Monday, October 5, 2009

The synapses fire

We had the very exciting experience yesterday of realizing that River
can correctly identify letters in Spanish. I had an inkling this
might be coming when we took a walk a few days ago. When he saw
letters spraypainted on the sidewalk, he’d stop and it seemed he was
trying to read them. I identified each one for him and he was
interested and attentive.

Then, yesterday, he stood in front of the refrigerator, where we has
his Leap Frog letter toy in Spanish (a super toy for ages 1+ by the
way). He said ‘ennay,’ which is N in Spanish.

“Can you find N?” I asked.

He looked at the letters spread across the refrigerator door and
chose the correct one.

A visiting friend said to him, “My name is Dave. It starts with a D.”

“Can you find “De?” I asked him.

And again, he found the correct letter and brought it to Dave.

We tried this a few more times until we were convinced it wasn’t just
chance, he really knows his letters.

This makes me very excited. All evidence of brain synapse connections
excite me. But this one does so especially. Why? Because it’s the
first step towards literacy and reading. And because it shows that
there is a lot more going on in that head than he can express

He has been crazy about books lately, requesting a good 15 storybooks
a day and getting very upset if he’s denied his request. I’m both
happy about this interest and sometimes frustrated. I never thought
I’d refuse to read to my child. But sometimes my voice is tired out
after 6-8 books and I just don’t want to do another.

So far, we haven’t done anything special in our reading. The
babysitter and I read to him in Spanish, Mark and anyone else who
happens to be around read to him in English. He attends the
English-language story (1/2) hour at the library 2-3 times a week and
attends the once weekly Spanish story (1/2) hour when it’s available.

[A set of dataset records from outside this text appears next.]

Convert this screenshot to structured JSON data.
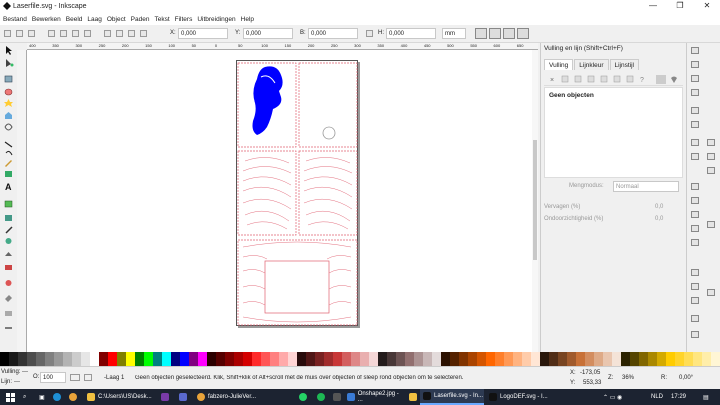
{
  "window": {
    "title": "Laserfile.svg - Inkscape",
    "minimize": "—",
    "maximize": "❐",
    "close": "✕"
  },
  "menu": [
    "Bestand",
    "Bewerken",
    "Beeld",
    "Laag",
    "Object",
    "Paden",
    "Tekst",
    "Filters",
    "Uitbreidingen",
    "Help"
  ],
  "toolbar": {
    "x_label": "X:",
    "x_value": "0,000",
    "y_label": "Y:",
    "y_value": "0,000",
    "w_label": "B:",
    "w_value": "0,000",
    "h_label": "H:",
    "h_value": "0,000",
    "unit": "mm"
  },
  "ruler_ticks": [
    "400",
    "350",
    "300",
    "250",
    "200",
    "150",
    "100",
    "50",
    "0",
    "50",
    "100",
    "150",
    "200",
    "250",
    "300",
    "350",
    "400",
    "450",
    "500",
    "550",
    "600",
    "650"
  ],
  "panel": {
    "title": "Vulling en lijn (Shift+Ctrl+F)",
    "tabs": [
      "Vulling",
      "Lijnkleur",
      "Lijnstijl"
    ],
    "empty_text": "Geen objecten",
    "blend_label": "Mengmodus:",
    "blend_value": "Normaal",
    "blur_label": "Vervagen (%)",
    "blur_value": "0,0",
    "opacity_label": "Ondoorzichtigheid (%)",
    "opacity_value": "0,0"
  },
  "palette_colors": [
    "#000000",
    "#1a1a1a",
    "#333333",
    "#4d4d4d",
    "#666666",
    "#808080",
    "#999999",
    "#b3b3b3",
    "#cccccc",
    "#e6e6e6",
    "#ffffff",
    "#800000",
    "#ff0000",
    "#808000",
    "#ffff00",
    "#008000",
    "#00ff00",
    "#008080",
    "#00ffff",
    "#000080",
    "#0000ff",
    "#800080",
    "#ff00ff",
    "#2b0000",
    "#550000",
    "#800000",
    "#aa0000",
    "#d40000",
    "#ff2a2a",
    "#ff5555",
    "#ff8080",
    "#ffaaaa",
    "#ffd5d5",
    "#280b0b",
    "#501616",
    "#782121",
    "#a02c2c",
    "#c83737",
    "#d35f5f",
    "#de8787",
    "#e9afaf",
    "#f4d7d7",
    "#241c1c",
    "#483737",
    "#6c5353",
    "#916f6f",
    "#ac9393",
    "#c8b7b7",
    "#e3dbdb",
    "#2b1100",
    "#552200",
    "#803300",
    "#aa4400",
    "#d45500",
    "#ff6600",
    "#ff7f2a",
    "#ff9955",
    "#ffb380",
    "#ffccaa",
    "#ffe6d5",
    "#28170b",
    "#502d16",
    "#784421",
    "#a05a2c",
    "#c87137",
    "#d38d5f",
    "#deaa87",
    "#e9c6af",
    "#f4e3d7",
    "#2b2200",
    "#554400",
    "#806600",
    "#aa8800",
    "#d4aa00",
    "#ffcc00",
    "#ffd42a",
    "#ffdd55",
    "#ffe680",
    "#ffeeaa",
    "#fff6d5"
  ],
  "status": {
    "fill_label": "Vulling:",
    "fill_value": "---",
    "stroke_label": "Lijn:",
    "stroke_value": "---",
    "opacity_label": "O:",
    "opacity_value": "100",
    "layer": "-Laag 1",
    "message": "Geen objecten geselecteerd. Klik, Shift+klik of Alt+scroll met de muis over objecten of sleep rond objecten om te selecteren.",
    "x_label": "X:",
    "x_value": "-173,05",
    "y_label": "Y:",
    "y_value": "553,33",
    "z_label": "Z:",
    "zoom": "36%",
    "r_label": "R:",
    "rotation": "0,00°"
  },
  "taskbar": {
    "tasks": [
      "C:\\Users\\US\\Desk...",
      "fabzero-JulieVer...",
      "Onshape2.jpg - ...",
      "Laserfile.svg - In...",
      "LogoDEF.svg - I..."
    ],
    "language": "NLD",
    "time": "17:29"
  },
  "colors": {
    "accent": "#0000ff",
    "cut_lines": "#e06070"
  }
}
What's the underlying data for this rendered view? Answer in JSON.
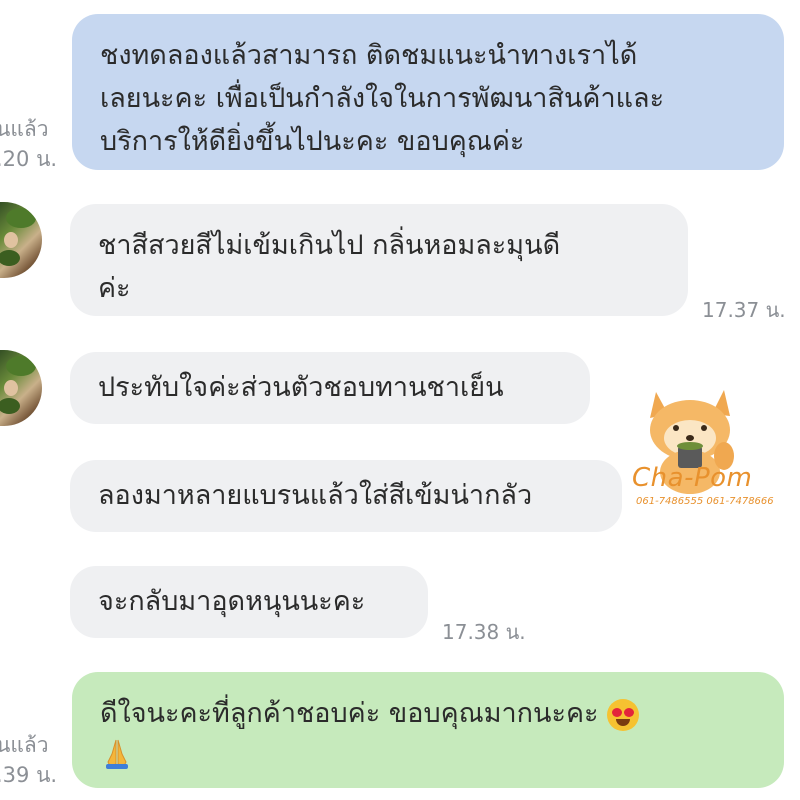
{
  "messages": [
    {
      "id": "m1",
      "side": "sent",
      "lines": [
        "ชงทดลองแล้วสามารถ ติดชมแนะนำทางเราได้",
        "เลยนะคะ เพื่อเป็นกำลังใจในการพัฒนาสินค้าและ",
        "บริการให้ดียิ่งขึ้นไปนะคะ ขอบคุณค่ะ"
      ],
      "read_label": "นแล้ว",
      "time": ".20 น."
    },
    {
      "id": "m2",
      "side": "received",
      "lines": [
        "ชาสีสวยสีไม่เข้มเกินไป กลิ่นหอมละมุนดี",
        "ค่ะ"
      ],
      "time": "17.37 น."
    },
    {
      "id": "m3",
      "side": "received",
      "lines": [
        "ประทับใจค่ะส่วนตัวชอบทานชาเย็น"
      ]
    },
    {
      "id": "m4",
      "side": "received",
      "lines": [
        "ลองมาหลายแบรนแล้วใส่สีเข้มน่ากลัว"
      ]
    },
    {
      "id": "m5",
      "side": "received",
      "lines": [
        "จะกลับมาอุดหนุนนะคะ"
      ],
      "time": "17.38 น."
    },
    {
      "id": "m6",
      "side": "sent",
      "lines": [
        "ดีใจนะคะที่ลูกค้าชอบค่ะ ขอบคุณมากนะคะ"
      ],
      "read_label": "นแล้ว",
      "time": ".39 น.",
      "emoji": [
        "heart-eyes",
        "folded-hands"
      ]
    }
  ],
  "watermark": {
    "brand": "Cha-Pom",
    "phones": "061-7486555  061-7478666"
  },
  "colors": {
    "sent_bubble_blue": "#c6d7f0",
    "sent_bubble_green": "#c6eabc",
    "received_bubble": "#eff0f2",
    "meta_text": "#8b8f95",
    "watermark": "#e8912d"
  }
}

Recently I heard about a technique called print referencing though,
which seems to have positive effects in enhancing preschool literacy.
From what I’ve read (there is an interesting article by Zucker, Ward
and Justice in the September 2009 issue of The Reading Teacher. The
article is titled “Print Referencing During Read-Alouds: A Technique
for Increasing Emergent Readers’ Print Knowledge.”) the technique basically involves pointing out print in the course of reading, by doing things like asking them to find a certain letter in the text, asking where the print or the book starts, asking what could be in the text bubble, saying that we’ll read the traffic signs now,
etc. The article offers quite a few suggestions.

Now that I can see River is interested in text, I think I’ll start
employing some of these techniques. It doesn’t sound like it takes
too much time or effort and if it increases the chances of him being
an earlier reader, all the better. We’re just pleased that he may show
a talent for something beyond eating.